Doch ein Ziel haben die Abtreibungsgner erreicht: Sie schüren Angst.
Kenny:
»Eine Sache muss sich ändern: die Einstellung der Leute. Dieser abschätzige Blick, mit dem Leute mich betrachten, der sagt: ›Du solltest dich schämen!‹ Es sollte einen sicheren Ort für Frauen geben, die eine Abtreibung wollen. Ein Ort, an dem wir es machen können, ohne dass wir dafür behandelt werden wie Kriminelle.«
Die Abtreibungsgegner von Citizengo haben sich Nigeria nicht ohne Grund ausgesucht.

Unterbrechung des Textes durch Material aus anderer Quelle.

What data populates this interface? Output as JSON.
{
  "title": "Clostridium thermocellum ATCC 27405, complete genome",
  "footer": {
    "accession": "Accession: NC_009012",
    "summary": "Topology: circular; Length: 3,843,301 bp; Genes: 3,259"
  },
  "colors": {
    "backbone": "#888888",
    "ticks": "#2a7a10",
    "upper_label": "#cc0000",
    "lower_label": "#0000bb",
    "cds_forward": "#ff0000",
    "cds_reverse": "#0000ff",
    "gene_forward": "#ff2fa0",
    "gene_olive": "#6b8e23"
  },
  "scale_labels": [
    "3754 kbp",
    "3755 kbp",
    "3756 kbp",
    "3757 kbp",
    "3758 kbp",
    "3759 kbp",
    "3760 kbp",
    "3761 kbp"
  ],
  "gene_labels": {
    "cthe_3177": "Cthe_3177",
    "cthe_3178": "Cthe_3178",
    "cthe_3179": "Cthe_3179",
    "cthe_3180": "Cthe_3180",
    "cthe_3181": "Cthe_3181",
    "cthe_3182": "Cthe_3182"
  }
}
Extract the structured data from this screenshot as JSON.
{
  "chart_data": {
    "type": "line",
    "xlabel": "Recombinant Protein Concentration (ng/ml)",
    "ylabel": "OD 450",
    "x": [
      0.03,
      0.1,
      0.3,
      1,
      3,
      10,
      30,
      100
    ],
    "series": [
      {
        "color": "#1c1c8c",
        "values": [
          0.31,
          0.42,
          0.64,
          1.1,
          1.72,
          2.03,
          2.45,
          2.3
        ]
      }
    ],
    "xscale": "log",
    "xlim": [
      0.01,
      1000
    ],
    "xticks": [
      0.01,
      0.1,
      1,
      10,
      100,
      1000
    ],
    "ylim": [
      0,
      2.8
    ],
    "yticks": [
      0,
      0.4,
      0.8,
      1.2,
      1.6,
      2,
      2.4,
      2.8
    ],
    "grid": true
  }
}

Lange galt das Land als extrem konservativ in Sachen Abtreibungen. Doch die Gesellschaft öffnet sich. Immer mehr junge Frauen kämpfen für das Recht auf legale Abtreibung.
Eine von ihnen ist Oluwapelumi Alesinloye-King. Sie ist eine bekannte Aktivistin für das Recht auf Abtreibung.
Oluwapelumi Alesinloye-King, Aufklärungsaktivistin:
»So viele Beleidigungen – wenn ich die in einen Sack packen, zur Bank bringen und in Geld umwandeln würde, wäre ich eine reiche Frau. Sie sagen fiese Sachen: ›Ihr Abtreibungsaktivitinnen hattet zu viele Abtreibungen, ihr habt keine Gebärmutter mehr.‹ So viele Sachen, über die ich gar nicht erst reden will.«
Oluwapelumi klärt seit Jahren über Abtreibungen und Verhütungsmittel auf, hauptsächlich online. Und sie hat Hoffnung, dass sich der Diskurs langsam verschiebt.
Seit Beginn der Corona-Pandemie hat die Zahl häuslicher Vergewaltigungen stark zugenommen. Pelumi sagt, nie zuvor habe es so viel Bedarf an ihrer Beratung gegeben.